Isaac's answer to his weeping elder son is one of the saddest sentences in the Torah. The Targum Pseudo-Jonathan preserves its resignation with a quiet Aramaic cadence. "Behold, I have appointed him a ruler over thee, and all his brethren have I made to be his servants, and with provision and wine have I sustained him: and now go, leave me; for what can I do for thee, my son?" (Genesis 27:37).
The blessing is not a check Isaac can write a second time. It is a door that has already closed.
The irrevocable word
This is one of the deepest principles of Jewish speech ethics. Words, once spoken with true intention, do not return empty. The Torah later commands: motza s'fatecha tishmor — what goes out of your lips, you must keep (Deuteronomy 23:24). Isaac, the Targum suggests, is living that commandment centuries before it is codified. The blessing he spoke over Jacob is now part of the fabric of reality. Isaac himself cannot unmake it.

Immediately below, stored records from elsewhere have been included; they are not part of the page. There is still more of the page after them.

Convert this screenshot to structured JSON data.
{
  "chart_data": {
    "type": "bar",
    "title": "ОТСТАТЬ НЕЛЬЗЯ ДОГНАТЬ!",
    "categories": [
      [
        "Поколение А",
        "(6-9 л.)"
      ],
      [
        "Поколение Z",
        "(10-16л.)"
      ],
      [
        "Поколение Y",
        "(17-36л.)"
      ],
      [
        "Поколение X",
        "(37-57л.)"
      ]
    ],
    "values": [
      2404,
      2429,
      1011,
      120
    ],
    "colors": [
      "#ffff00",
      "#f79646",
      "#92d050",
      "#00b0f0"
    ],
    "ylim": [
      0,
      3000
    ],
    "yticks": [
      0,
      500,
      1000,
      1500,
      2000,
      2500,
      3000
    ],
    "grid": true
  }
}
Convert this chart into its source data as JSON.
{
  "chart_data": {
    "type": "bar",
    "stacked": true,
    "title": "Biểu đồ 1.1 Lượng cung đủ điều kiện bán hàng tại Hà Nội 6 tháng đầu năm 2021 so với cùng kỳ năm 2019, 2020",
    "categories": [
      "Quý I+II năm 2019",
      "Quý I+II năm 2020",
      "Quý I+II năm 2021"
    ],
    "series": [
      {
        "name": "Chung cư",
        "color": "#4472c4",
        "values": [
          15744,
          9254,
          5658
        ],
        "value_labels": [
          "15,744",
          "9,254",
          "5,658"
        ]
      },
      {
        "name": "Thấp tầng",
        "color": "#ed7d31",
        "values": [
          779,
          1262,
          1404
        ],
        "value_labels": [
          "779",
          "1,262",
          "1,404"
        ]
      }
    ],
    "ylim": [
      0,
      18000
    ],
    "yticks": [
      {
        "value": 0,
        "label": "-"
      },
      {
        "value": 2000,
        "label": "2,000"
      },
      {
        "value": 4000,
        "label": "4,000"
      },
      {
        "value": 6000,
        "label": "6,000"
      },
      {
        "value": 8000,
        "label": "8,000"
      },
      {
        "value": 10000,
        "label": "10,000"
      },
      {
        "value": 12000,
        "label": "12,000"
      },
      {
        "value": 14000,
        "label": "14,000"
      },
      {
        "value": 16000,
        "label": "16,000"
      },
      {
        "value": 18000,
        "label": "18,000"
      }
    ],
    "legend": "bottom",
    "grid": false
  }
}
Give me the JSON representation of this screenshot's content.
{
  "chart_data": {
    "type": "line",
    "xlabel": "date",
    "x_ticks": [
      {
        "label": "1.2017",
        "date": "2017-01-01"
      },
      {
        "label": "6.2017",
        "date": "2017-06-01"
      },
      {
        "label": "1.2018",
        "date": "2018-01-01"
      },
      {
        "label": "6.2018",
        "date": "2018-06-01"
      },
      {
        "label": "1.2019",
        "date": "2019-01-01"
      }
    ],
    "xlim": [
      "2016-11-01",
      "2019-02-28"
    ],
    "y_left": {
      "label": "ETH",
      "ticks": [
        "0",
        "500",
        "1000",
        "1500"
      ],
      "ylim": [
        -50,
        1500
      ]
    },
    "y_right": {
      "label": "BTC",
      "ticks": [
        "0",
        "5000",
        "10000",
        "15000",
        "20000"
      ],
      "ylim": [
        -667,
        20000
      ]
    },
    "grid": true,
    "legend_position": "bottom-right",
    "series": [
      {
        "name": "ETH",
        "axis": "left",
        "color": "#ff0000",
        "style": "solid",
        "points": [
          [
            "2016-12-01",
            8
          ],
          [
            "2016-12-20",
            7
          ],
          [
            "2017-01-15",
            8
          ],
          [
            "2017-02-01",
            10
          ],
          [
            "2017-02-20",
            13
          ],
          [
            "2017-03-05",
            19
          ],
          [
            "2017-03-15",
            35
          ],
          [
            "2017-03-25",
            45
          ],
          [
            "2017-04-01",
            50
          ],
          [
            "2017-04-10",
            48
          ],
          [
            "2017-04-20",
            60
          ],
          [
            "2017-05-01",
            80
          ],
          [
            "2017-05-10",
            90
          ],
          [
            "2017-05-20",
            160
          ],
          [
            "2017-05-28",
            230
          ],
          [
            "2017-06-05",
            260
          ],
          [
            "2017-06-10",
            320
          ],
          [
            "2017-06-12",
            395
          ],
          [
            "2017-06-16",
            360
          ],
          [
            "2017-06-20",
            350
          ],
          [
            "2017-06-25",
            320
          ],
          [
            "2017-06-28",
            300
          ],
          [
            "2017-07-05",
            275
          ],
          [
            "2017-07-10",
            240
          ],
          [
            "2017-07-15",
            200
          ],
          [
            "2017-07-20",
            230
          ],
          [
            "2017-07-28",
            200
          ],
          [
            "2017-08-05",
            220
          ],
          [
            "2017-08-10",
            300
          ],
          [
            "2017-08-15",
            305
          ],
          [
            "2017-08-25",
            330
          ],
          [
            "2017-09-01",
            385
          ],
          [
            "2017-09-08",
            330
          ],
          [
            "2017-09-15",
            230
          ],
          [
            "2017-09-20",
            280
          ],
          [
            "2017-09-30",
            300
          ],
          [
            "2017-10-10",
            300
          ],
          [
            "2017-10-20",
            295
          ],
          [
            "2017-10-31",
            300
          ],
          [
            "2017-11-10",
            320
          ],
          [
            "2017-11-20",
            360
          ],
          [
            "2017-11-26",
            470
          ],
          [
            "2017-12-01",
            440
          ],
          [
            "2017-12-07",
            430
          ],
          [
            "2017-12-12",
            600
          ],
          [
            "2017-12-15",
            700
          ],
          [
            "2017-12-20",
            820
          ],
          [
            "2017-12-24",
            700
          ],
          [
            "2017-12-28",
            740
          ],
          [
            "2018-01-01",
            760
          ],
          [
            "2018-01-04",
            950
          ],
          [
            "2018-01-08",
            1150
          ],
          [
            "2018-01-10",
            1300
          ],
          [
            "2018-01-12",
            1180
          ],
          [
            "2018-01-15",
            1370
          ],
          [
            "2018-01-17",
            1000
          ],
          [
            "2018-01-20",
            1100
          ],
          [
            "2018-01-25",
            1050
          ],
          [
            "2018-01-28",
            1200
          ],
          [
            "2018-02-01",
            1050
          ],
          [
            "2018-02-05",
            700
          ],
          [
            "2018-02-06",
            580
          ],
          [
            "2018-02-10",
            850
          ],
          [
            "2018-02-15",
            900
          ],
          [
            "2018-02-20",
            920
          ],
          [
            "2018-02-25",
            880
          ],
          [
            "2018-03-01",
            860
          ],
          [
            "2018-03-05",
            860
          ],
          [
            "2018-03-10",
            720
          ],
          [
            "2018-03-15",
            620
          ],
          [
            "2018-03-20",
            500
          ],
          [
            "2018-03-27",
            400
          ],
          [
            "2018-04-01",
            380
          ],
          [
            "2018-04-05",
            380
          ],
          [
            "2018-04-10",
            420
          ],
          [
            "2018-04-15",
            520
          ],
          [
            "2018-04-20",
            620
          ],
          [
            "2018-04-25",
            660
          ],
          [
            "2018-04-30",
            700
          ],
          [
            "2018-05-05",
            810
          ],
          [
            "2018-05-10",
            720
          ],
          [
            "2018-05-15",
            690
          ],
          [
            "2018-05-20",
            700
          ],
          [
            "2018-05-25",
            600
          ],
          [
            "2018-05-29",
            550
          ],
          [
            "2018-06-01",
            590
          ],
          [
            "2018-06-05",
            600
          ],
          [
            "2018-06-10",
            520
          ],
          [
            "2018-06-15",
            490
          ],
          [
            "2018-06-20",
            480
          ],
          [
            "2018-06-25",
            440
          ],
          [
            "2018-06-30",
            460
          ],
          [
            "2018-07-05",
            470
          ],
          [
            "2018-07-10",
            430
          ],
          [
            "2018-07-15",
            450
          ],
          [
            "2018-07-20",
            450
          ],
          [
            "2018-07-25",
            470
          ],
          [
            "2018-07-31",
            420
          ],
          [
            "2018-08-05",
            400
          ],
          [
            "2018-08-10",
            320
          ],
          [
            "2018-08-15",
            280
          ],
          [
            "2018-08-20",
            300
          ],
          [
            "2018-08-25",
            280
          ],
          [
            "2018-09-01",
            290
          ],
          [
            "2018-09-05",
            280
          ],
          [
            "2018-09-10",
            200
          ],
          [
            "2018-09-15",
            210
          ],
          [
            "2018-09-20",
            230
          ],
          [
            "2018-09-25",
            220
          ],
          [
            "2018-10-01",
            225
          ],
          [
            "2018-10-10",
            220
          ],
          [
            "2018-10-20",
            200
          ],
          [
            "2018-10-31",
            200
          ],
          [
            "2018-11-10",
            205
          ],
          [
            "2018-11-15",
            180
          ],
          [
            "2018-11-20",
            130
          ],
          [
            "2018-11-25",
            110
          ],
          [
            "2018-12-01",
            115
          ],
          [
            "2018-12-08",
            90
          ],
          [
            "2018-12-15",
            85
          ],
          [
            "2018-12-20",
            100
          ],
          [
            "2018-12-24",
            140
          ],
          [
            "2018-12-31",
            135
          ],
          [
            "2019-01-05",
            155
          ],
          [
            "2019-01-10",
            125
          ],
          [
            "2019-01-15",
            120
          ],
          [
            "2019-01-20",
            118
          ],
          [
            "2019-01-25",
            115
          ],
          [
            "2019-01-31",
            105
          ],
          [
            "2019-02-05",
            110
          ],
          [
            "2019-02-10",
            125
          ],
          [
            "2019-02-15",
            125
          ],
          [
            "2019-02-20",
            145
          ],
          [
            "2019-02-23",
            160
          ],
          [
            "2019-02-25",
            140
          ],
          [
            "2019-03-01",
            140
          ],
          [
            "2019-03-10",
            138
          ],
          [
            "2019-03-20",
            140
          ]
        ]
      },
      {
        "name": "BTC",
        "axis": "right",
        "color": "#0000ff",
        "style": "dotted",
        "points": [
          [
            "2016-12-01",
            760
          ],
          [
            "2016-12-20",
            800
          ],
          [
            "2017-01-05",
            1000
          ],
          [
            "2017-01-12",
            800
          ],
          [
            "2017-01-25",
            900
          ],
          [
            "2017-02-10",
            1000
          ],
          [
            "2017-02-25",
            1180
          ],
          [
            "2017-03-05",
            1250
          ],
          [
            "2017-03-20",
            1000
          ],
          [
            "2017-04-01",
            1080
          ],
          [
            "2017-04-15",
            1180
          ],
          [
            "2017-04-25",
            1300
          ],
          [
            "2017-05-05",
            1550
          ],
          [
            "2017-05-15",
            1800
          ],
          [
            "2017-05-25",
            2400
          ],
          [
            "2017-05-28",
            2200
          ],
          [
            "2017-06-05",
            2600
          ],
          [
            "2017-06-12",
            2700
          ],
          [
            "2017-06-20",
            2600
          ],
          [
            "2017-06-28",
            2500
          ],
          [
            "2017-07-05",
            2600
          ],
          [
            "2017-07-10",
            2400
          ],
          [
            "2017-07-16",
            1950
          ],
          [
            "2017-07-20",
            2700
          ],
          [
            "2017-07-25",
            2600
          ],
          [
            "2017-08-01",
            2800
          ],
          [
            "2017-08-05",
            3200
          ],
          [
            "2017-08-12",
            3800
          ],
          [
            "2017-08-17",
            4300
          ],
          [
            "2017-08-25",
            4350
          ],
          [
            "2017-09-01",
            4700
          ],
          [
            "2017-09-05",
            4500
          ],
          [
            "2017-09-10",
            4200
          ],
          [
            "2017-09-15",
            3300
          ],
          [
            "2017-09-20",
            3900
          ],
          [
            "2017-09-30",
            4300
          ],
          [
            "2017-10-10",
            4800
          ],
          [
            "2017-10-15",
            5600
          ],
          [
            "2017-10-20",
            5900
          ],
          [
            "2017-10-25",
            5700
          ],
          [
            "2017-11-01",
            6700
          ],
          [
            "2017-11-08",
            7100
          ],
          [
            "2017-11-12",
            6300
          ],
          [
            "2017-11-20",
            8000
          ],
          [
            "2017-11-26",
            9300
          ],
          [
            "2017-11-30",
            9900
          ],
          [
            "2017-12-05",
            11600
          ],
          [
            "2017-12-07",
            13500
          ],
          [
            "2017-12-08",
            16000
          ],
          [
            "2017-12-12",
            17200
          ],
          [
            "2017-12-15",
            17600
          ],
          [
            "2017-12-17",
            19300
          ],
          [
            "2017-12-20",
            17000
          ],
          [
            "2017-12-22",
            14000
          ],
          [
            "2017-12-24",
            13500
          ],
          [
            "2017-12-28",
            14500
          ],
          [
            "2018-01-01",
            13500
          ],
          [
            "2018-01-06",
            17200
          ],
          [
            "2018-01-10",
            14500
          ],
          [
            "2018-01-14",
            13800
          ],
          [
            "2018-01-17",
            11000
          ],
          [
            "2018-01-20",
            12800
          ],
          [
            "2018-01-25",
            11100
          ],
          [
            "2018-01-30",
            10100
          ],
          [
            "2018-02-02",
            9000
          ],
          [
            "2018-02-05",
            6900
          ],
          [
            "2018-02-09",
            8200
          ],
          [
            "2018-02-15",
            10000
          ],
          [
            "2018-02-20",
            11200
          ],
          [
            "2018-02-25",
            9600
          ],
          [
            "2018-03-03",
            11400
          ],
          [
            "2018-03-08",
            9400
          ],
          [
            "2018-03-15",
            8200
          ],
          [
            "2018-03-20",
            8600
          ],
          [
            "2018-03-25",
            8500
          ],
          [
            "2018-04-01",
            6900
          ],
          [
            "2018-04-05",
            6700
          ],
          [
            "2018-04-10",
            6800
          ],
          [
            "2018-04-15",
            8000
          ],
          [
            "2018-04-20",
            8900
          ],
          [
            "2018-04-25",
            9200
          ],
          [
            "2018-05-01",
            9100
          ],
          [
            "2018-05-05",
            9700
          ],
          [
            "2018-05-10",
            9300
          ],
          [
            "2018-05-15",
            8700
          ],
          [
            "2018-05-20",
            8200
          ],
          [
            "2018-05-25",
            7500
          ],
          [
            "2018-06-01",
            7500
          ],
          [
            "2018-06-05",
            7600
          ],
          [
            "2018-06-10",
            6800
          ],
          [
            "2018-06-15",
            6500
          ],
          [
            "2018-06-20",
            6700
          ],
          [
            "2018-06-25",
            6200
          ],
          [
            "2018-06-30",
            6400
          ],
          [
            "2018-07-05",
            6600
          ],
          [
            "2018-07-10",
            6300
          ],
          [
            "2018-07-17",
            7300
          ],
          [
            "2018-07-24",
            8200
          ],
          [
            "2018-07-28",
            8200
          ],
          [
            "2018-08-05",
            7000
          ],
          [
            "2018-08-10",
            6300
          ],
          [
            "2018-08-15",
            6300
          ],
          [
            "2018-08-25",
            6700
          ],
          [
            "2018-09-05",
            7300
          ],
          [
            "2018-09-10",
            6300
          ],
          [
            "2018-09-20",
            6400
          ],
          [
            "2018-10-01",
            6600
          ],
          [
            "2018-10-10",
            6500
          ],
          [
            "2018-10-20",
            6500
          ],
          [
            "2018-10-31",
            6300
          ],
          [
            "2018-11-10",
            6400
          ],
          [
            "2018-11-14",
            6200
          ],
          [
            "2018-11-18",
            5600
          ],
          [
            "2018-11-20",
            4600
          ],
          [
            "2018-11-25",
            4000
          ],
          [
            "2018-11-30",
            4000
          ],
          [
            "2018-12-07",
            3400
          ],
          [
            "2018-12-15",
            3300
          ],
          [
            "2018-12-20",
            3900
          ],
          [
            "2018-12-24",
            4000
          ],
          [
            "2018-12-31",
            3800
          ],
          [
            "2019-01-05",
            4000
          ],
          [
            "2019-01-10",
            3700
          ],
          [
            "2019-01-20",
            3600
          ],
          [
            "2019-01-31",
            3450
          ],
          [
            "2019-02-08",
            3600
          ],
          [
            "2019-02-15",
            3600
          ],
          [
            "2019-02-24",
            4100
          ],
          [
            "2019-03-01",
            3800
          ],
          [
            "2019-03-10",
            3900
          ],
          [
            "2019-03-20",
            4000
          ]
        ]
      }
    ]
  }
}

Notice the specific ingredients he names: provision and wine. The wine, as Pseudo-Jonathan told us earlier (Genesis 27:25), was the hidden wine of creation, poured by an angel. Isaac is acknowledging that Heaven itself participated. He did not do this alone, and he cannot undo it alone.
What can I do for you, my son?
The question is not rhetorical. It is agonized. Isaac loves Esau. The Torah has told us so repeatedly. And now, confronted with a son sobbing in his tent, the patriarch has to say the words every parent eventually says: I have done what I could. I cannot do more.
The takeaway: blessings cost. The one given to Jacob took something from Esau's cup. Pseudo-Jonathan does not pretend otherwise. Every word we speak over our children reshapes the world — and not always evenly.